Can you expand on how this would work?

I image most install a toolkit release like I do:

cd $HOME/toolkits
tar xzf ~/Downloads/NEW_TOOLKIT_RELEASE.tgz

If the licence and readme files are at the top level then they will overwrite the last toolkit install I did.

Note that (I think) samples works as its sub-directories are just added into the existing ones under $HOME/toolkits/samples, which is why samples in a toolkit should have a unique name.

ddebrunner commented 5 years ago

Actually I think this is overly prescriptive, trying to list every type of file and if it should be included or not. For example, it misses .spl files!

Maybe some higher level rules are enough?

A release contains toolkit(s), documentation and samples. The main purpose is for the toolkit to be used in Streams applications. Documentation is included and samples should be complete and self-explanatory to allow users to understand the toolkit.
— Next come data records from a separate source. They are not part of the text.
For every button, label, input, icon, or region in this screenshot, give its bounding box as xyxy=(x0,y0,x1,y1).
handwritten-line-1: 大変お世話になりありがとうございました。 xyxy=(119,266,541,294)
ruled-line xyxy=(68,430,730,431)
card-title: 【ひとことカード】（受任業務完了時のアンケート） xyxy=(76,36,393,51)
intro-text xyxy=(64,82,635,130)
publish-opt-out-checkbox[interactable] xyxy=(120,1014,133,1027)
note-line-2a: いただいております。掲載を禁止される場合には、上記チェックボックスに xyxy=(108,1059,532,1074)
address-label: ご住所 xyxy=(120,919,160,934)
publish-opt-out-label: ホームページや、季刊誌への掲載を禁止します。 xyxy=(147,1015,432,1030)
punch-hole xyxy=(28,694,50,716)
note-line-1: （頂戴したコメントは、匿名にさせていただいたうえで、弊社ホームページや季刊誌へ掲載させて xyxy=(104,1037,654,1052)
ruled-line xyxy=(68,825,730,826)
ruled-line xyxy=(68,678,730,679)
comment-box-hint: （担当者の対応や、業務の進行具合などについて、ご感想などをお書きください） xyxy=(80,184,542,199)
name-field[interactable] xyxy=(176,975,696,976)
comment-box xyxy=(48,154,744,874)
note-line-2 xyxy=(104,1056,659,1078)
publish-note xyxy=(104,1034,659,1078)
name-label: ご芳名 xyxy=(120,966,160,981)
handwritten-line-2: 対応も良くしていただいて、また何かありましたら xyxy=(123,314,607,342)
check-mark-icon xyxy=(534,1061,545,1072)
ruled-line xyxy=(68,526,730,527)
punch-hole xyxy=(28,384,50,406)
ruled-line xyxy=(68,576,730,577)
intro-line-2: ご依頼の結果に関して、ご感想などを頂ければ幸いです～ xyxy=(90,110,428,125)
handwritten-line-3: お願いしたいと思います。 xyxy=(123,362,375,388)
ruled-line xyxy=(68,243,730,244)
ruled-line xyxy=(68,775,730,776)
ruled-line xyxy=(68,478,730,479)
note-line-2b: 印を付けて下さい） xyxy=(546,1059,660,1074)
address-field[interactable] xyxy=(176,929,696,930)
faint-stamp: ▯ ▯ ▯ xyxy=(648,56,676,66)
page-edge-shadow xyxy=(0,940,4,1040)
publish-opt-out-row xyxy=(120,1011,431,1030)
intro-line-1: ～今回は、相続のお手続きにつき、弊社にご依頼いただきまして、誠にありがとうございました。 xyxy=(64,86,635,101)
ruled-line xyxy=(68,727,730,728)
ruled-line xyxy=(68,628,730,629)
Artifacts required to create the toolkit are not included in a release, the complete repo is the mechanism to modify and build a toolkit. Items such as DEVELOPMENT.md, make/ant files, intemediate build files (e.g. .class files), git aritfiacts etc. are not included in a release.

joergboe commented 5 years ago

Yes we should mention the general rule for the file assembly. But anyway I think the list is helpful as an guideline. The list has no claim to completeness. It must be adapted to individual toolkit requirements.

There is more missing:

joergboe commented 5 years ago

A further step is to define, how the archive should be organized to enable the user to install more than one toolkit release in parallel.

joergboe commented 5 years ago

And another issue is the place of the generated doc-folder. Currently it is often placed into the toolkit directory. I would propose that the doc folder is placed at the top level (like the samples folder). This way, the toolkit folder alone becomes the minimalistic toolkit installation.

ddebrunner commented 5 years ago

The defined location for documentation artifacts in a toolkit is doc.

https://www.ibm.com/support/knowledgecenter/en/SSCRJU_4.3.0/com.ibm.streams.dev.doc/doc/toolkitartifacts.html

Placing the doc folder at the top level will not work as it can't be used when multiple toolkits are installed to the same location, e.g. $HOME/toolkits.